Republicans already hold a majority in both the U.S. House and Senate. To remain in control of Congress, Republicans can afford to lose up to 23 seats in the House on Nov. 6. That would still leave them with a one-seat majority over Democrats and control of the House. But in the Senate, Republicans hold a much slimmer two-seat majority, so they have much less room for error. If just one Republican senator loses their race, neither party will have a majority and the Senate will be evenly split.
This scenario is not common. It's only happened three times in U.S. history: first in 1881, then in 1953, and most recently in 2000. When the Senate is evenly split, the Constitution allows the vice president to cast a tie-breaking vote. So in the event that Republicans and Democrats each hold 50 Senate seats, whichever party is in the White House essentially gains control of the Senate.

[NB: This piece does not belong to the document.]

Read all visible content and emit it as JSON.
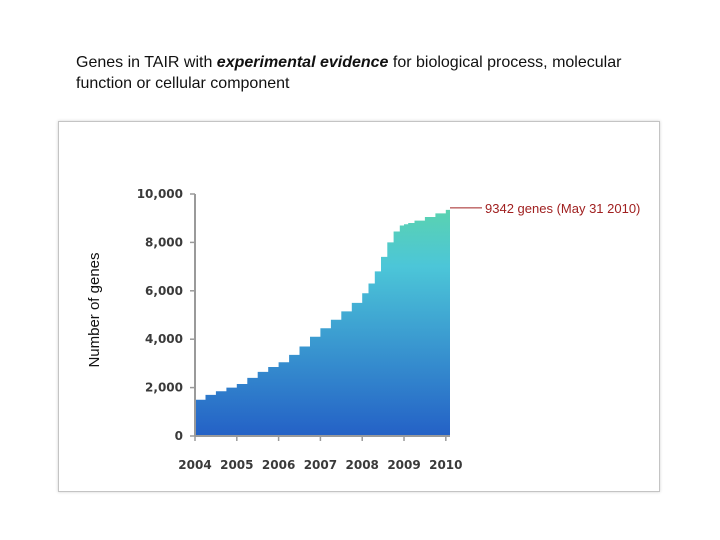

What does it mean for Republicans to “hold onto” seats?
In some cases, it means that the current Republican politician who holds the seat has to win their race for re-election. But for politicians who are retiring and won’t be running again, another Republican has to be elected to their seat. As long as the seat is filled by a Republican politician, it remains in the Republican Party’s control.
What happens if Republicans keep control of Congress?
Well, we already have some idea: Republicans have controlled Congress since the 2014 midterm elections, and for the past two years they’ve controlled the White House as well.
Based on that, we can take a pretty good guess about what this would look like. Republicans will likely continue to push for a repeal of Obamacare. They might move to restrict or end the ongoing investigations into President Trump and his associates and cabinet members. Leadership on the Democratic side of things would also likely face backlash, as they did after Republicans’ unexpected victory in 2016.
What are the odds that Republicans keep control of Congress?
Republicans don’t exactly have the best odds of retaining control of Congress. According to PolitiFact, the party of the current president usually loses seats in the midterm elections. This year, that’s the Republican Party. The biggest question will be whether they lose enough seats for control of Congress to pass into Democratic hands.